To start RNA isolation add 200 microliters of pre-chilled OMG solution to 200 microliters of plasma for each sample. To ensure complete homogenization vortex for 15 to 30 seconds. To homogenize the sample, add 200 microliters of lysis buffer and 25 microliters of protein ASK per sample, and vortex for 20 seconds.
Then, incubate the samples at 37 degrees Celsius in a thermo mixer for 15 minutes. Next, select RSC mi-RNA Tissue method and load a cartridge for each sample on a deck tray of an automatic extractor of nucleic acids, properly placing the plunger. Transfer the lysate and add five microliters of DNase one solution to their appropriate positions in the instrument cartridge.
To the base of each elution tube add 60 microliters of nuclease-free water. To begin the automated purification start the run. Store the total RNA samples at 80 degrees Celsius.
To convert the RNA to CDNA using Taq miroRNA reverse transcription kit, use Taq RT primer tool with the mi-RNAs of interest. In a 1.5 milliliter tube placed on ice, prepare RT reaction mix according to the kit instructions. Then add 3 microliters of total RNA per sample, to a final volume of 15 microliters.

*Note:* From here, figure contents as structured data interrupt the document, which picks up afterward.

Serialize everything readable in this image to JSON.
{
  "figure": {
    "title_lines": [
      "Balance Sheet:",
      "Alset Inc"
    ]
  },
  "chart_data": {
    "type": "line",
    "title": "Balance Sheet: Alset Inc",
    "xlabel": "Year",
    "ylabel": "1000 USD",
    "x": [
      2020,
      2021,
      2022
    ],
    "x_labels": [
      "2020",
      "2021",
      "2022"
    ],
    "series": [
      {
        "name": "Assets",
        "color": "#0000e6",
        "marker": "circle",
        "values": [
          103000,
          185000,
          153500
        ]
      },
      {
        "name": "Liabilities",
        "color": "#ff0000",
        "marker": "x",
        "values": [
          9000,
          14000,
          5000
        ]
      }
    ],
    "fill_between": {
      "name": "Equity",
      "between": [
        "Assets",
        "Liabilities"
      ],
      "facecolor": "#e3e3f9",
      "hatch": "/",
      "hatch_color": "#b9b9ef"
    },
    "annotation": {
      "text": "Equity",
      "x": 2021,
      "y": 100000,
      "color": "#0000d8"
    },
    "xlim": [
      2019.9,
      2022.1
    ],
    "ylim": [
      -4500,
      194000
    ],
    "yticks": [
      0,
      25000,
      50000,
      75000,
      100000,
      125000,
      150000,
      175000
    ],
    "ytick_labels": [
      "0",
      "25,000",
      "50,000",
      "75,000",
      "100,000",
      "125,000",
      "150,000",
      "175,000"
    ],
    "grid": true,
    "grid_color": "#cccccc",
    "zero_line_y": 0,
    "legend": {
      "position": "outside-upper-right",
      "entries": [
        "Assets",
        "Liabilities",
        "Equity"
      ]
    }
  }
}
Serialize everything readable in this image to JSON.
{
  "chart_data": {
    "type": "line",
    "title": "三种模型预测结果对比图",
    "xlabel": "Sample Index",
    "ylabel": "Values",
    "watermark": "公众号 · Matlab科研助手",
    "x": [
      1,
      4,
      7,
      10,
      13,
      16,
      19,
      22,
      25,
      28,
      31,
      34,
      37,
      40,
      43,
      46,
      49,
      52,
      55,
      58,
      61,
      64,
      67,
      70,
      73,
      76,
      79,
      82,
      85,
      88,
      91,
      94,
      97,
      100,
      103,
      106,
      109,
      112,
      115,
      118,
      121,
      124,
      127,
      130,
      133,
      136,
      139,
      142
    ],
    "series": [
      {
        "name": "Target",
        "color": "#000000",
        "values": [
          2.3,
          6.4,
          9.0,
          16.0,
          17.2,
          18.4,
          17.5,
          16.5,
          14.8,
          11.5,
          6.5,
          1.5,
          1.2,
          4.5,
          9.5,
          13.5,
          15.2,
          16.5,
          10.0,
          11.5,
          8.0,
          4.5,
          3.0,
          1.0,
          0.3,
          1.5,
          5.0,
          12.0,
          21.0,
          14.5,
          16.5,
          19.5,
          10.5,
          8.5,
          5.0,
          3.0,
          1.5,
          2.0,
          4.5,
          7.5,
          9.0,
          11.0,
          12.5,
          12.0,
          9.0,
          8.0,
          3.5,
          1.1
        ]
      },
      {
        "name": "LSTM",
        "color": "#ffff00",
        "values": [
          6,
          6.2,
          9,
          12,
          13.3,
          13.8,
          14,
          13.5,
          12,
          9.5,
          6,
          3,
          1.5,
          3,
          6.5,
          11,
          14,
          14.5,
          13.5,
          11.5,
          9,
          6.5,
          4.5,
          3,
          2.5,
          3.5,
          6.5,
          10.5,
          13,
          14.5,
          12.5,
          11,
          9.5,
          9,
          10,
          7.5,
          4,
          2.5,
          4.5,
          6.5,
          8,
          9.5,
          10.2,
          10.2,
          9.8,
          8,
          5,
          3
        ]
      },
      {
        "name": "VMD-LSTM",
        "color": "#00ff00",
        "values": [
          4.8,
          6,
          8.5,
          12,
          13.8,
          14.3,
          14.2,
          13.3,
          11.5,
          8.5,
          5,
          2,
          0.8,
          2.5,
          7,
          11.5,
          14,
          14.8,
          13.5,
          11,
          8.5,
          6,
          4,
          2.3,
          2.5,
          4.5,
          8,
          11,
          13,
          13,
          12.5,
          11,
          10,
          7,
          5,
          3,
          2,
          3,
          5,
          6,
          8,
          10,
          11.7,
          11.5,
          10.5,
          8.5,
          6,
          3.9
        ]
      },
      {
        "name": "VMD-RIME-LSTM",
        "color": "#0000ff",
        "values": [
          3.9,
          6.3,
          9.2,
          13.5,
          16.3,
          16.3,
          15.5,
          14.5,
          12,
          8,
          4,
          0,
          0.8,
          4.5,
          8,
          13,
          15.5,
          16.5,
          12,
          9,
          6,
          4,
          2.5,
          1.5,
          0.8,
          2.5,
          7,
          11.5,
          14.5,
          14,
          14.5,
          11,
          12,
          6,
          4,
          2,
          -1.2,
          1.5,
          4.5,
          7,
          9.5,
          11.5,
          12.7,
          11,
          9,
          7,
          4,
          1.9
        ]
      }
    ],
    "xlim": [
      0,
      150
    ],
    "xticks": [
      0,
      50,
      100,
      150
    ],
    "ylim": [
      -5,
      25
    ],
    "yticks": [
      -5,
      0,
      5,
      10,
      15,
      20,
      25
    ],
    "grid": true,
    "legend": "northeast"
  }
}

Incubate on ice, for five minutes. Finally, load the samples on a thermocycler and run the RT reaction. Then mix 2.5 microliters of each RT reaction product with Taq Master Mix 2X and Custom Taq pool.
Add nuclease-free water to a final volume of 25 microliters. Perform the preamplification reaction in a thermocycler using a specific thermal profile. Then dilute each product by adding 175 microliters of 0.1 XTE PH 8.0.
First, mix 1.13 microliters of the diluted preamplified sample with 2X Taq Universal Master Mix in a 0.5 milliliter tube. And then add nuclease-free water. To measure plasma levels of 24 specific miRNAs on eight samples simultaneously use 384-well microfluidic custom Taq array microRNA card.
Load up to eight reactions with the PCR reaction mix on the card. Centrifuge the custom card at 311 times G, for two minutes and seal it with array card sealer. Finally, place the card in a real time PCR system and run the real time PCR reaction.
To extrapolate and analyze data use appropriate software and obtain raw CT values. Set an automatic baseline to remove the background signals and a fixed threshold of 0.15 for all assays and samples. A preanalytical quality control step has to be performed to identify non analyzable hemolyzed plasma samples in which false results from non specific release of miRNA by blood cells could occur.
A spectrophotometric analysis of plasma samples measuring the absorbance ratio between wavelengths A414 and A375 show the difference between hemolyzed non analyzable samples and non hemolyzed samples. To identify any technical issues, the RT-QPCR performance is evaluated. Four quality microfluidic cards result in RT-QPCR with low performance, and in this case preamplification product should be reloaded to a new microfluidic card.
Good quality microfluidic cards result in good performance, and those are then subjected to two post analytical quality control steps. After performing quality control steps the microRNA signature classifier is applied. The four signatures of miRNA ratios composing the MSC are generated.
Risk of disease, risk of aggressive disease, presence of disease, and presence of aggressive disease. By combining the four signatures, the level of risk is finally defined as low, intermediate, or high. Once mastered, excluding one week of plasma storage at 80 degrees Celsius, this technique can be done in ten hours.
Analyzing eight samples simultaneously. The microRNA signature classifier has been tested so far on more than 10, 000 samples collected from more than 4, 000 volunteers enrolled in the BioMed Lancaster Screening Trial. Potentially these tests could enable greater consistency of the diagnostic algorithm.
They also decreasing screening costs. After watching this video you should have a good understanding, allow to measure circulating miRNA levels in order to use them as biomarker for cancer diagnosis and other severe disease.